As Pope Francis advances his call to action against climate change and dependence on fossil fuels, some in the flock are faced with a dilemma.
Many U.S. Catholic churches and institutions lease land out to oil and gas companies—and make good money doing it. County documents reveal that dioceses in Texas and Oklahoma have signed 235 leases in oil and gas since 2010, according to Reuters. The pope made a formal call to action in June, saying, "There is an urgent need to develop policies so that, in the next few years, the emission of carbon dioxide and other highly polluting gases can be drastically reduced, for example, substituting for fossil fuels and developing sources of renewable energy."
But at St. Gregory's University, the only Catholic university in Oklahoma, the quandary goes beyond possibly defying the pope's position on climate change. It's also a question of whether to help pay tuition for students who otherwise may not be able to afford it.
The university owns about 800 land leases spread across Oklahoma and Texas, all of which were donated by benefactors over the past two decades. The combined royalties from those leases have averaged half a million dollars each year, or about 3 percent of the university's annual revenue. While that's not a significant percentage of the school's total budget, every dollar counts at St. Gregory's, where 95 percent of its 650 students depend on financial aid in order to pay the school's average, all-inclusive tuition of $30,000.

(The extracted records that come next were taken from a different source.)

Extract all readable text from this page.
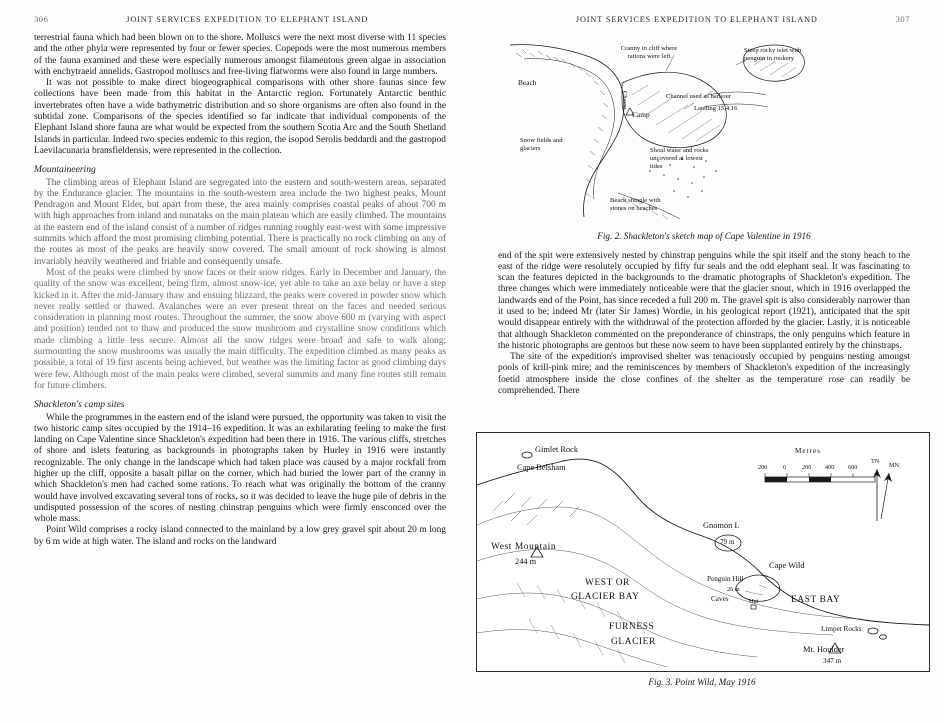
306	JOINT SERVICES EXPEDITION TO ELEPHANT ISLAND

terrestrial fauna which had been blown on to the shore. Molluscs were the next most diverse with 11 species and the other phyla were represented by four or fewer species. Copepods were the most numerous members of the fauna examined and these were especially numerous amongst filamentous green algae in association with enchytraeid annelids. Gastropod molluscs and free-living flatworms were also found in large numbers.

It was not possible to make direct biogeographical comparisons with other shore faunas since few collections have been made from this habitat in the Antarctic region. Fortunately Antarctic benthic invertebrates often have a wide bathymetric distribution and so shore organisms are often also found in the subtidal zone. Comparisons of the species identified so far indicate that individual components of the Elephant Island shore fauna are what would be expected from the southern Scotia Arc and the South Shetland Islands in particular. Indeed two species endemic to this region, the isopod Serolis beddardi and the gastropod Laevilacunaria bransfieldensis, were represented in the collection.

Mountaineering

The climbing areas of Elephant Island are segregated into the eastern and south-western areas, separated by the Endurance glacier. The mountains in the south-western area include the two highest peaks, Mount Pendragon and Mount Elder, but apart from these, the area mainly comprises coastal peaks of about 700 m with high approaches from inland and nunataks on the main plateau which are easily climbed. The mountains at the eastern end of the island consist of a number of ridges running roughly east-west with some impressive summits which afford the most promising climbing potential. There is practically no rock climbing on any of the routes as most of the peaks are heavily snow covered. The small amount of rock showing is almost invariably heavily weathered and friable and consequently unsafe.

Most of the peaks were climbed by snow faces or their snow ridges. Early in December and January, the quality of the snow was excellent, being firm, almost snow-ice, yet able to take an axe belay or have a step kicked in it. After the mid-January thaw and ensuing blizzard, the peaks were covered in powder snow which never really settled or thawed. Avalanches were an ever present threat on the faces and needed serious consideration in planning most routes. Throughout the summer, the snow above 600 m (varying with aspect and position) tended not to thaw and produced the snow mushroom and crystalline snow conditions which made climbing a little less secure. Almost all the snow ridges were broad and safe to walk along; surmounting the snow mushrooms was usually the main difficulty. The expedition climbed as many peaks as possible, a total of 19 first ascents being achieved, but weather was the limiting factor as good climbing days were few. Although most of the main peaks were climbed, several summits and many fine routes still remain for future climbers.

Shackleton's camp sites

While the programmes in the eastern end of the island were pursued, the opportunity was taken to visit the two historic camp sites occupied by the 1914–16 expedition. It was an exhilarating feeling to make the first landing on Cape Valentine since Shackleton's expedition had been there in 1916. The various cliffs, stretches of shore and islets featuring as backgrounds in photographs taken by Hurley in 1916 were instantly recognizable. The only change in the landscape which had taken place was caused by a major rockfall from higher up the cliff, opposite a basalt pillar on the corner, which had buried the lower part of the cranny in which Shackleton's men had cached some rations. To reach what was originally the bottom of the cranny would have involved excavating several tons of rocks, so it was decided to leave the huge pile of debris in the undisputed possession of the scores of nesting chinstrap penguins which were firmly ensconced over the whole mass.

Point Wild comprises a rocky island connected to the mainland by a low grey gravel spit about 20 m long by 6 m wide at high water. The island and rocks on the landward

307
JOINT SERVICES EXPEDITION TO ELEPHANT ISLAND
Beach
Cranny in cliff where rations were left
Steep rocky islet with penguin in rookery
Chasm	Channel used as harbour
Landing 15.4.16
Camp
Snow fields and glaciers	Shoal water and rocks uncovered at lowest tides
Beach shingle with stones on beaches

Fig. 2. Shackleton's sketch map of Cape Valentine in 1916

end of the spit were extensively nested by chinstrap penguins while the spit itself and the stony beach to the east of the ridge were resolutely occupied by fifty fur seals and the odd elephant seal. It was fascinating to scan the features depicted in the backgrounds to the dramatic photographs of Shackleton's expedition. The three changes which were immediately noticeable were that the glacier snout, which in 1916 overlapped the landwards end of the Point, has since receded a full 200 m. The gravel spit is also considerably narrower than it used to be; indeed Mr (later Sir James) Wordie, in his geological report (1921), anticipated that the spit would disappear entirely with the withdrawal of the protection afforded by the glacier. Lastly, it is noticeable that although Shackleton commented on the preponderance of chinstraps, the only penguins which feature in the historic photographs are gentoos but these now seem to have been supplanted entirely by the chinstraps.

The site of the expedition's improvised shelter was tenaciously occupied by penguins nesting amongst pools of krill-pink mire; and the reminiscences by members of Shackleton's expedition of the increasingly foetid atmosphere inside the close confines of the shelter as the temperature rose can readily be comprehended. There

Metres
200	0	200 400 600
TN
MN
Gimlet Rock
Cape Belsham
West Mountain
244 m
Gnomon I.
79 m
Cape Wild
Penguin Hill
26 m
Caves	Hut	EAST BAY
WEST OR
GLACIER BAY
FURNESS
GLACIER
Limpet Rocks
Mt. Houlder
347 m
Fig. 3. Point Wild, May 1916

The royalties provide tuition scholarships for 13 to 15 students every year, according to Greg Main, St. Gregory's president.
"Most students here don't have the income to afford full tuition ... if we're going to serve those students, we need to find a way to supplement (them) by giving them more aid. Those scholarships are where those oil and gas revenues go," Main said.
The average family income of St. Gregory's students is $32,106.
Pope Francis' first global encyclical — a papal letter sent to all Catholic bishops — rallies the world against climate change, characterizing the movement as a moral obligation. But nowhere in its 200 pages does it include the word "divest."
Church leaders have continued to lease land for drilling even after the pope's enclyclical, Reuters found. For instance, the Oklahoma City archdiocese allowed three new oil and gas land leases after the distribution of the encyclical.
"This puts us in an awkward position," said Main. "We are duty-bound and will follow the pope's directives. But it's a matter of sorting out what those directives are, because it's not clear right now."
The Vatican does not hold direct power over how U.S. Catholic institutions invest their money — that right is reserved for the U.S. Conference of Catholic Bishops (USCCB) and its Socially Responsible Investment Guidelines.
The Vatican and the USCCB did not respond to CNBC's inquiries for comment.
Any call to "divest" is also missing from the bishops' investment policy. Its only reference to the environment says it "will actively promote and support shareholder resolutions which encourage corporations to act 'to preserve the planet's ecological heritage'" but does not provide specific investing directions.
Georgetown University, in Washington, D.C., is the only school from among the three wealthiest Catholic colleges and universities to plan divestment from some fossil fuel-related assets. Georgetown is only the second Catholic university overall to divest in the United States after the University of Dayton.
But Georgetown is limiting its divestment to coal companies, continuing to invest in other oil and gas firms. The school believes this "is an impactful first step toward a more sustainable future," according to Rachel Pugh, spokeswoman for Georgetown.
Although Main agrees with the pope that "the issue of climate change is real" and said St. Gregory's plans to revisit its land leases, it does not plan to divest its land holdings until a formal edict is released by the Vatican.
That decision comes despite steadily lower returns from the land leases due to plummeting oil prices. The price of West Texas Intermediate crude futures is down 50 percent in the past year.
"If the church sends forward that kind of directive, then we will do it. In the absence of that directive, it's up to us," Main said. "If divestment is our goal, we will do that gradually, and it has to make business sense."